Paloma Pedrero
Desde el acueducto
Un hombre se sube al acueducto de Segovia para suicidarse. Un andamio para los obreros que arreglan filtraciones le hace de escalera. Quizá el hombre había soñado siempre subirse hasta tan alto de un puente y ver el panorama. Quizá sólo quería que lo viesen a él. Que su ciudad y el mundo supiesen que estaba muy solo y muy triste. ¿Cuánta gente se sentirá así en el mundo? Pobres míos, la depresión, el oscuro del alma, es una enfermedad atroz. Te mata pero te deja el cuerpo vivo. Por eso los muy deprimidos luchan por acabar con ese cuerpo que ya no les corresponde. Y buscan venenos o andamios.

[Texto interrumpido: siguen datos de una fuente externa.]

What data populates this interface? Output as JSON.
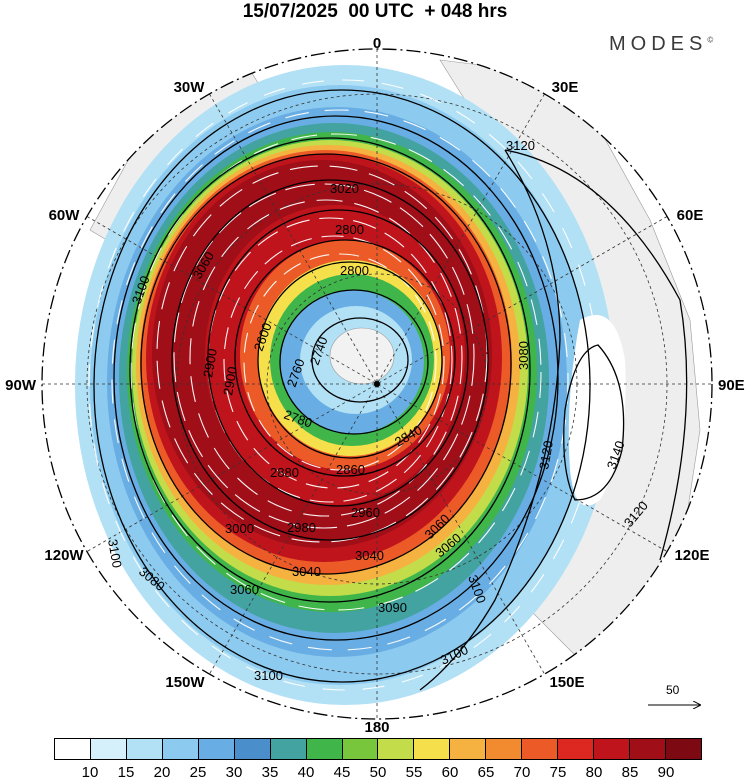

Sabemos, aunque no se dice a menudo, que de quitarse la vida muere mucha gente. No se habla de ello porque da miedo. Le da miedo a los poderes reconocer la deshumanización de las sociedades ricas. Miedo nos da pensar cuántos desesperados pasarán por nuestro lado y no les veremos. O les notaremos extraños y agilizaremos el paso. Este mundo no está diseñado para los tristes. Pero él hombre de Segovia se subió al bello Acueducto y gritó mudamente: estoy aquí, me voy a matar, venid a salvadme. Y nadie pudo mirar hacia otro lado. El monumento se afeaba y parecía monstruoso. Y las autoridades tuvieron que pasar a la acción. La ciudad estaba llena de paseantes, los turistas miraban asombrados. El hombre mostraba su dolor. Entonces un policía preparado para estás situaciones, subió al puente a hablar con el suicida que no quería morir. Cuarenta minutos fueron suficientes para que ambos descendiesen por el mismo andamio por el que habían subido.
Un final feliz, comentan. Un sin final, diría yo. Una esperanza.